It seems that nowadays the hero (usually) or villain has no residual effect on what they have done or what has happened to them. If they do, in most cases, it isn’t long lasting and hardly has any effect on the story in the long run. That I don’t get. I understand that the heroes I’m talking about are larger than life and in that can deal with anything and everything thrown at them. I get it, but I don’t like it. It’s not enough. To me, if there is an emotional tie, it makes the character that much more interesting.
My two favorite comic book character are without doubt Magneto and Batman. I know, I know, everybody likes Batman: Playboy billionaire by day, masked vigilante by night. No powers, but can beat Supes (strongest character in that universe) in a fight using nothing but his will and intelligence. What’s not to like? I like Batman and Mags (I going to refer to Magneto as that from here on in.) however, because they were molded into those larger than life beings by the TRAUMA they went through. Young Bruce saw his parents murdered whist helpless to do anything about it, as Mags (Erik Lehnsherr) who not only survived the attempted genocide of the Jewish faith (the Holocaust), but also the bigotry of mutant persecution which caused the death of his wife and love of his life Magda. Seriously, who wouldn’t be able to at worst SYMPATHIZE with Mags and why he is the way he is. These traumas in their lives are what give them the will to fight whatever fight they have. In that they are so much more interesting than most character s in comic books today.
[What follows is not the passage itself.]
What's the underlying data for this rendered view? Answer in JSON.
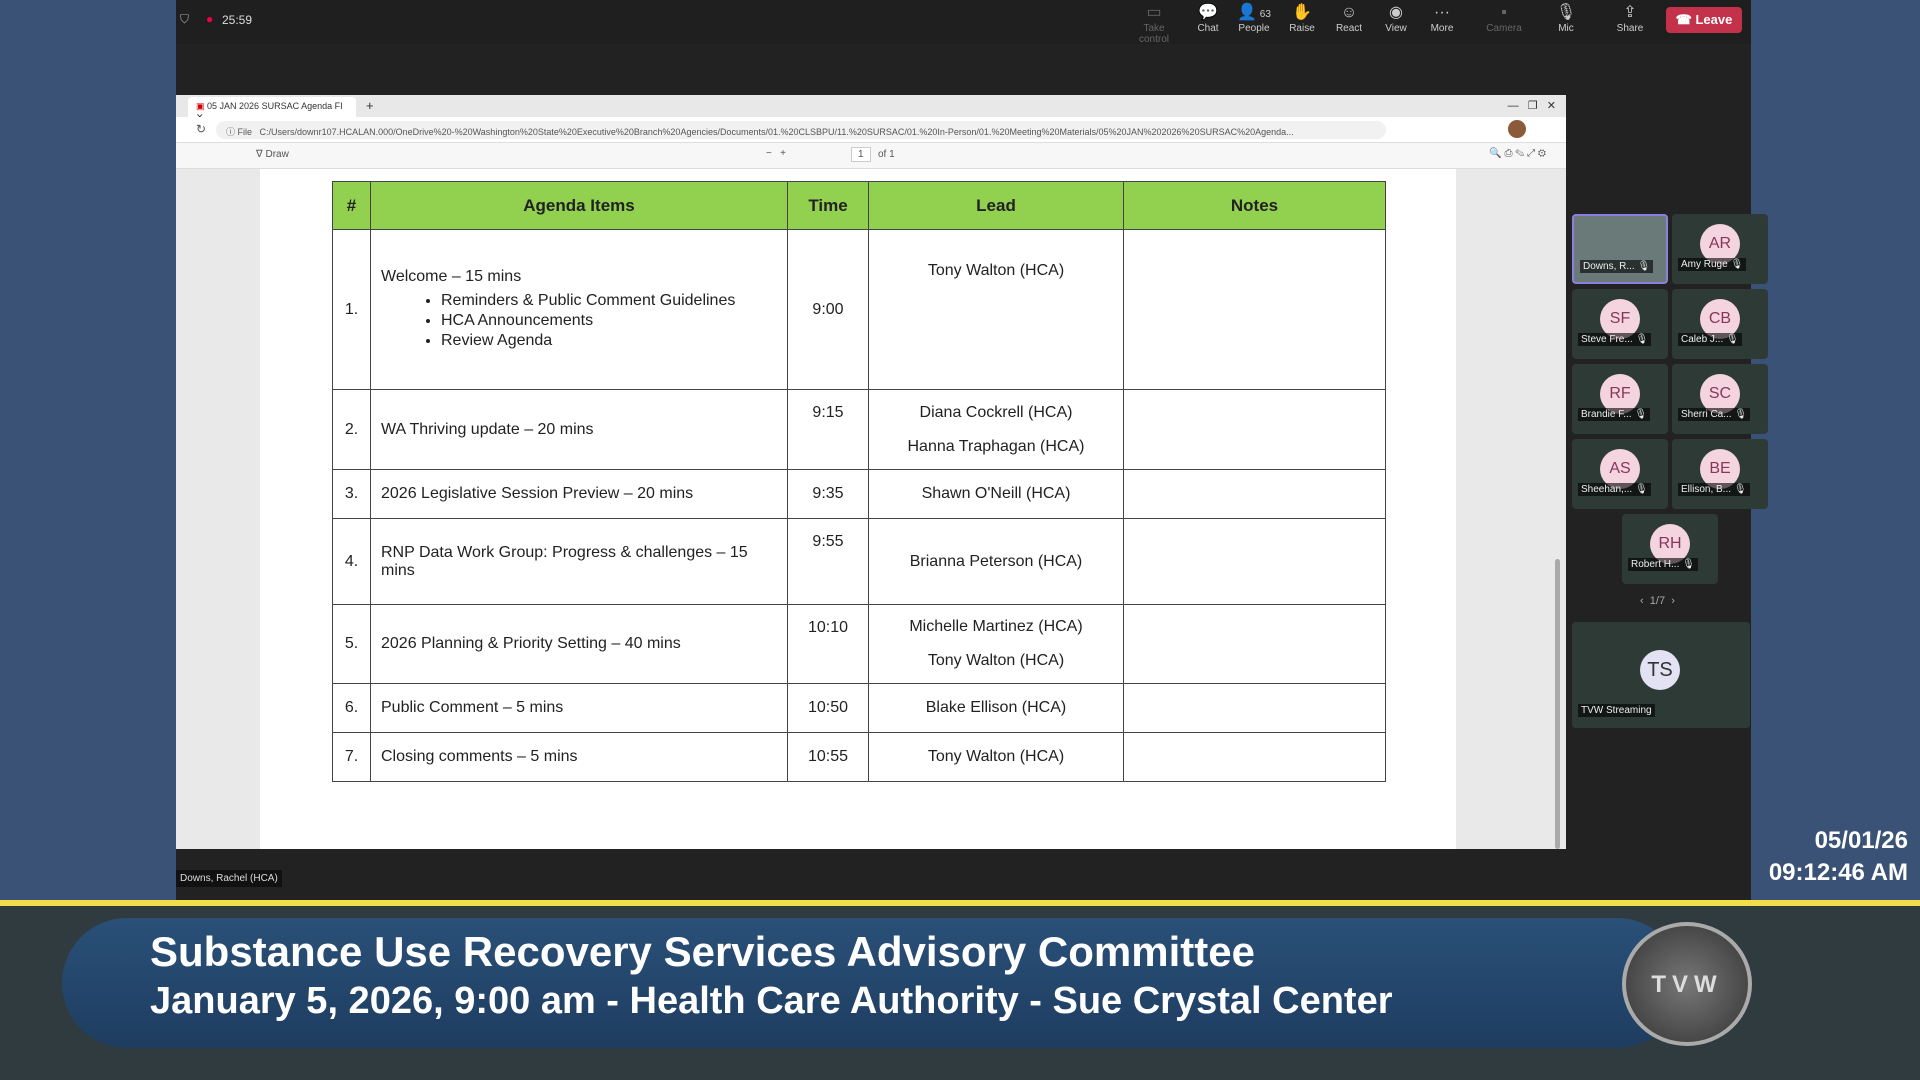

I wanted my protagonist to not know where the line is and in sometimes cross it. The events that happen in his life have profoundly affected him in a way where he is so focused on what he believes is the right thing to do, he misses whether he should do it or not. The reason of the immaturity in his actions are a result of that trauma happening early on in his life and only having sporadic moments of guidance. In short, he has to figure things out by himself as he goes on, not making the wisest decisions because of that fact.
In the end, Sons of Fate could be called a morality tale. There are consequences, and those consequences not only play out to those involved, but also have a long lasting and far-reaching effect. There are lessons to learn. I wouldn’t call it a morality tale however. To me it is just a life in the lives of many. A situation we all face (although not a grand and far reaching. To me, it is life. An ordinary story wrapped in a Western Samurai Epic.